5- CASCA, POLPA E CAROÇO

5.1 Agora chupa essa manga!

Em seu texto O Teatro e a Peste (2006) Artaud nos provoca:

E a questão que agora se coloca, é saber se neste mundo em declínio, que está

se suicidando sem perceber, haverá um núcleo de homens capazes de impor

essa noção superior de teatro, que devolverá a todos nós o equivalente, natural e mágico dos dogmas em que não acreditamos mais. (p. 29)

As mangas fazem parte da minha poética desde o primeiro espetáculo que dirigi após saber minha sorologia para o vírus. Tendo como tema as relações de sigilo/segredo das pessoas que vivem com hiv lancei mão dessa fruta na criação de cenas.
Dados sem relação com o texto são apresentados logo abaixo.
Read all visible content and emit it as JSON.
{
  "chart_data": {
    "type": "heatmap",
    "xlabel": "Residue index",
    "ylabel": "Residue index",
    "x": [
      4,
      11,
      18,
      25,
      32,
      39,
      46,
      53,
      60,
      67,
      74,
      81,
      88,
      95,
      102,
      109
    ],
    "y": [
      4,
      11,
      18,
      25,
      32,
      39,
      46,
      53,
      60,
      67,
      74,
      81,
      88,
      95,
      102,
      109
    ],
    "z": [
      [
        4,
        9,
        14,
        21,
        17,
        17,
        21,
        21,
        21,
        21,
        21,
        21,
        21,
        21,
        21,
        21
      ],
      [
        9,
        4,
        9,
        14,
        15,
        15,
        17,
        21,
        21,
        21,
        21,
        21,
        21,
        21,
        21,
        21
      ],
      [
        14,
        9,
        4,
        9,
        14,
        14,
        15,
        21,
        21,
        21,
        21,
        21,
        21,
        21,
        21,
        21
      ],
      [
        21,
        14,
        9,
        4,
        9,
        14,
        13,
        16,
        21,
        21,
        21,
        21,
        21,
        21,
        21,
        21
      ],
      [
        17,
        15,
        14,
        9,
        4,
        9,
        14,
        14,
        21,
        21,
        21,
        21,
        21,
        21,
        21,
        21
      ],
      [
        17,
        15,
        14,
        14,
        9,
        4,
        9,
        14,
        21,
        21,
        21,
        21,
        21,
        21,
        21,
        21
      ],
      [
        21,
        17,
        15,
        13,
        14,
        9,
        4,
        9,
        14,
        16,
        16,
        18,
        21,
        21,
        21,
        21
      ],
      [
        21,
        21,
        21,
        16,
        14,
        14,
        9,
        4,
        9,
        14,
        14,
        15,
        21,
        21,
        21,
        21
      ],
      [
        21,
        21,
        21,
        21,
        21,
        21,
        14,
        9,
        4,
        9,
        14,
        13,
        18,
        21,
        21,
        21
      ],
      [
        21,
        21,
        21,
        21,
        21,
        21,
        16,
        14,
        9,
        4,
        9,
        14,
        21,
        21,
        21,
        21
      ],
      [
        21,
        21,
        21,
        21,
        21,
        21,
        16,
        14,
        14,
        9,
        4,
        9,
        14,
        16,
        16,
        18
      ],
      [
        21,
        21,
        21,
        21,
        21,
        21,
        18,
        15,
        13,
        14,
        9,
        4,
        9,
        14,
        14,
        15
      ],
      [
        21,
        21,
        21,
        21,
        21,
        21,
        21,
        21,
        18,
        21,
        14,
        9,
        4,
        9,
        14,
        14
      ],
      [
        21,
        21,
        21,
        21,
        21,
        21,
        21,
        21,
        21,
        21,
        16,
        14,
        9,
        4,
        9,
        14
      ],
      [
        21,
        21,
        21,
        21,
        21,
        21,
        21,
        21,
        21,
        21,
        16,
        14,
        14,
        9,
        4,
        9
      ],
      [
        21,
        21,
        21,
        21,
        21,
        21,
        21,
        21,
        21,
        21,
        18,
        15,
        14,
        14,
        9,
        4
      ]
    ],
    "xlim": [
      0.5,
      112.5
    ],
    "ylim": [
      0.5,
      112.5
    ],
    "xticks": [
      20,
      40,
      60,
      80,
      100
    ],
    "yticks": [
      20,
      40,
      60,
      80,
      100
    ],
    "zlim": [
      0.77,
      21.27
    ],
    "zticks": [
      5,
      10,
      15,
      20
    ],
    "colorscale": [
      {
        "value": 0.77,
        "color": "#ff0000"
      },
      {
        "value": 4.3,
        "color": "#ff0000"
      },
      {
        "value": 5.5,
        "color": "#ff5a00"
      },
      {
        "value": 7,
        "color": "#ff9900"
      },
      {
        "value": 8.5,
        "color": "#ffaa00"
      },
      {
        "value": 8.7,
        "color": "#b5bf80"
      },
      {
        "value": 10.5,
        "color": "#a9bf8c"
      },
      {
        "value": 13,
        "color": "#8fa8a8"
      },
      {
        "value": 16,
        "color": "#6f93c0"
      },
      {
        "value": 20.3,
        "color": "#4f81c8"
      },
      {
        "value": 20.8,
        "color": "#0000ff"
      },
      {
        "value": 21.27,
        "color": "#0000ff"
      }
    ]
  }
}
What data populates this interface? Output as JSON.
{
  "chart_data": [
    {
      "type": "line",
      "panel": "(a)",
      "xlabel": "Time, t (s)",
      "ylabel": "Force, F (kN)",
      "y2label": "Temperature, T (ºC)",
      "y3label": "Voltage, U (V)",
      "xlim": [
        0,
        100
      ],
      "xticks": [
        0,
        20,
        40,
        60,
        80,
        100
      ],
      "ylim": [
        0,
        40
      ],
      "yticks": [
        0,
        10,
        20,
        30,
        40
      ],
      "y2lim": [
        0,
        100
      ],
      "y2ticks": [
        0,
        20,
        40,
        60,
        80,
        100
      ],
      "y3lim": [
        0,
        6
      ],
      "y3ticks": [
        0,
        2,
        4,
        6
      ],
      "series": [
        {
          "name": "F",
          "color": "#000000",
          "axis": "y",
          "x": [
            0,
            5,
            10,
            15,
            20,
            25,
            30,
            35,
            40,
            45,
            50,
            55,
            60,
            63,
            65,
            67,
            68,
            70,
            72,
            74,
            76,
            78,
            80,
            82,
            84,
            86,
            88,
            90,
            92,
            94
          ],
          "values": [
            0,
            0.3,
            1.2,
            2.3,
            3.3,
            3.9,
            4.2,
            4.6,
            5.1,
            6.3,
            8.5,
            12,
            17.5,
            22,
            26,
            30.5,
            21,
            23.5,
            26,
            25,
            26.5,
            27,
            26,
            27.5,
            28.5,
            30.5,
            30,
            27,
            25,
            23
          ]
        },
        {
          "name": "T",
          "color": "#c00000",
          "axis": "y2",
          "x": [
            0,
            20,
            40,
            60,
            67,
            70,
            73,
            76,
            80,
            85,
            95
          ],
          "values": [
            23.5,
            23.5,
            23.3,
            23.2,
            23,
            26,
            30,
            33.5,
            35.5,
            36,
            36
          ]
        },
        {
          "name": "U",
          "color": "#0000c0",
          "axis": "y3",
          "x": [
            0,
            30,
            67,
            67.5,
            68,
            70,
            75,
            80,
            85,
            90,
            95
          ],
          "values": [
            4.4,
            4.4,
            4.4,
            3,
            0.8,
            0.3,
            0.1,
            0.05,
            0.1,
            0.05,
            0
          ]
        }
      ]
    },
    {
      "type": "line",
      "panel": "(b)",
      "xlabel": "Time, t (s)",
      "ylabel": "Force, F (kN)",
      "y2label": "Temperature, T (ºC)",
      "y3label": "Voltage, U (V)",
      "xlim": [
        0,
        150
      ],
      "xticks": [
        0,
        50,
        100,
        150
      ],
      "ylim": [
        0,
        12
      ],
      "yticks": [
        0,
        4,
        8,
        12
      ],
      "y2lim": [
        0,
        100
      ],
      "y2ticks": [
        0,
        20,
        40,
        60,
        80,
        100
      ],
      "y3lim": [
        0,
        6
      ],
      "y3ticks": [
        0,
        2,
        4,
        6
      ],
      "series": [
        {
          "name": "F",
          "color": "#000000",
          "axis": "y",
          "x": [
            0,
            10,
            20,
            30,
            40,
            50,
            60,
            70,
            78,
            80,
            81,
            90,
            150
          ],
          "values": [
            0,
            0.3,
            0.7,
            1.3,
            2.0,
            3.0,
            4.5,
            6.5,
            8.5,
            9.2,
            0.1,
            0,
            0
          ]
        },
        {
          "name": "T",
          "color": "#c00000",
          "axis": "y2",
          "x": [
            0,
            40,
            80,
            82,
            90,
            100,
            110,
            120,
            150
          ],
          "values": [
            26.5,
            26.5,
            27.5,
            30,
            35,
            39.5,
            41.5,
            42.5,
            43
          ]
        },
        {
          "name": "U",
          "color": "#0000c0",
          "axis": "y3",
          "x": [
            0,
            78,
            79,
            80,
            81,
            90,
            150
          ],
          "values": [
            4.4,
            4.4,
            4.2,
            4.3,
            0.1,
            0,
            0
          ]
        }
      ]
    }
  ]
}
Recordo do primeiro laboratório onde inseri a fruta a fim de disparar possibilidades para as cenas onde queríamos que o corpo dissesse e não a palavra, sobre o encontro erótico e toda a sua natureza. Levei a fruta para sala de ensaio e ofereci ao elenco com um único comando “chupem essa manga juntos e não a deixe cair no chão”, enquanto observava os atores construindo uma movimentação em contato direto, corpo a corpo tendo a manga como provocação e elemento de jogo, vi ali sendo construída uma cena de interação erótica, cheia de pureza sem pudores. Os atores foram se despindo ao passo em que a beleza da imagem crua que a coreografia de seus corpos dançava naquela improvisação, me provocaram desejo, tesão, aquilo tinha cheiro de liberdade e sujou toda a sala de ensaio. Da casca, à polpa e ao caroço, os atores construíram um jogo sob minha condução que se transformou em uma das cenas mais marcantes do processo e tem o título “Agora chupa essa manga”, a cena foi descrita e analisada em minha monografia42 entre as páginas 50 e 53, acho que essa foi a minha primeira prática contaminada. Daquele momento em diante investigo no meu próprio corpo, do tato, olfato e paladar que se envolvem com o fruto até nas memórias que me perseguem. Do dito popular, que nos coloca em uma situação de “lide com isso” até a presença do fruto em contos e histórias que ocupam meu inconsciente “o fruto proibido”, mas que se proibiu também era o fruto da sabedoria.

Quando eu descobri a aids, me deram metaforicamente uma manga pra chupar, na primeira vez eu usei uma faca, amolada da compreensão errônea de que meu desejo e minha sexualidade me adoeceram de aids, porque não me ensinaram sobre aids, mas me disseram que isso era coisa de bicha, a bicha que eu aprendi a ser. A manga que me deram era verde, pra comer com sal, fora do seu período de colheita, arrancada do pomar precocemente e me entregue em um prato branco de porcelana europeia. Eu haveria de comer aquela manga na frente de todos, da igreja, do estado e da família, em praça pública e em silêncio digerir o fruto.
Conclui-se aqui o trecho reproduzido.